Personal information
- Date of birth: 15 September 1994 (age 31)
- Place of birth: Newcastle upon Tyne, England
- Height: 6 ft 2 in (1.88 m)
- Position: Midfielder

Team information
- Current team: Dunston UTS

Youth career
- 0000–2004: Cramlington Juniors
- 2004–2007: Sunderland
- 2007–2010: Cramlington Juniors

College career
- Years: Team / Apps / (Gls)
- 2013–2016: Wingate Bulldogs / 58 / (15)

Senior career*
- Years: Team / Apps / (Gls)
- 2017: Charlotte Independence / 30 / (1)
- 2018–2019: Oklahoma City Energy / 65 / (2)
- 2020–2023: South Shields / 47 / (1)
- 2023–2025: Spennymoor Town / 88 / (3)
- 2025–2026: North Shields / 12 / (1)
- 2026–: Dunston UTS / 0 / (0)

= Callum Ross =

English footballer

Callum Ross (born 15 September 1994) is an English semi-professional footballer who plays as a midfielder for club Dunston UTS.

==Career==
===Early career===
Ross started his football career with local side Cramlington Juniors. After a spell training with both Newcastle United and Sunderland, he signed for the latter, spending three years with the club before returning to Cramlington.
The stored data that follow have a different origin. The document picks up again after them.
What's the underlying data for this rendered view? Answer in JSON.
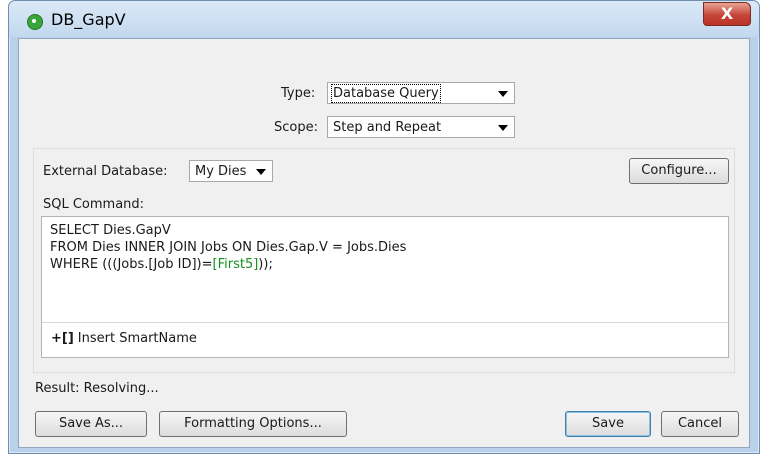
{
  "window": {
    "title": "DB_GapV",
    "close_symbol": "X"
  },
  "type": {
    "label": "Type:",
    "value": "Database Query"
  },
  "scope": {
    "label": "Scope:",
    "value": "Step and Repeat"
  },
  "external_db": {
    "label": "External Database:",
    "value": "My Dies"
  },
  "configure_label": "Configure...",
  "sql": {
    "label": "SQL Command:",
    "line1": "SELECT Dies.GapV",
    "line2": "FROM Dies INNER JOIN Jobs ON Dies.Gap.V = Jobs.Dies",
    "line3_prefix": "WHERE (((Jobs.[Job ID])=",
    "line3_smartname": "[First5]",
    "line3_suffix": "));"
  },
  "insert_smartname": {
    "icon": "+[]",
    "label": "Insert SmartName"
  },
  "result_text": "Result: Resolving...",
  "buttons": {
    "save_as": "Save As...",
    "formatting_options": "Formatting Options...",
    "save": "Save",
    "cancel": "Cancel"
  }
}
He then attended St Thomas More Roman Catholic Academy before accepting an offer to study at Wingate University.

===College===
Ross played four years of college soccer at Wingate University between 2013 and 2016, although Ross missed the majority of the 2014 season due to injury. Ross helped guide Wingate University to its first ever division 2 national title in 2016.

===Professional career===
Ross signed with United Soccer League club Charlotte Independence 21 February 2017. He made his professional debut on 1 April 2017, starting in a 2–0 loss to Charleston Battery.

Ross signed with OKC Energy FC on 2 January 2018 for the 2018 season.

He returned to England and signed for South Shields in January 2020.

In January 2023, Ross joined National League North side Spennymoor Town for an undisclosed fee, signing an 18-month deal.

In June 2026, following a season with North Shields, Ross joined Northern Premier League Premier Division East club Dunston UTS.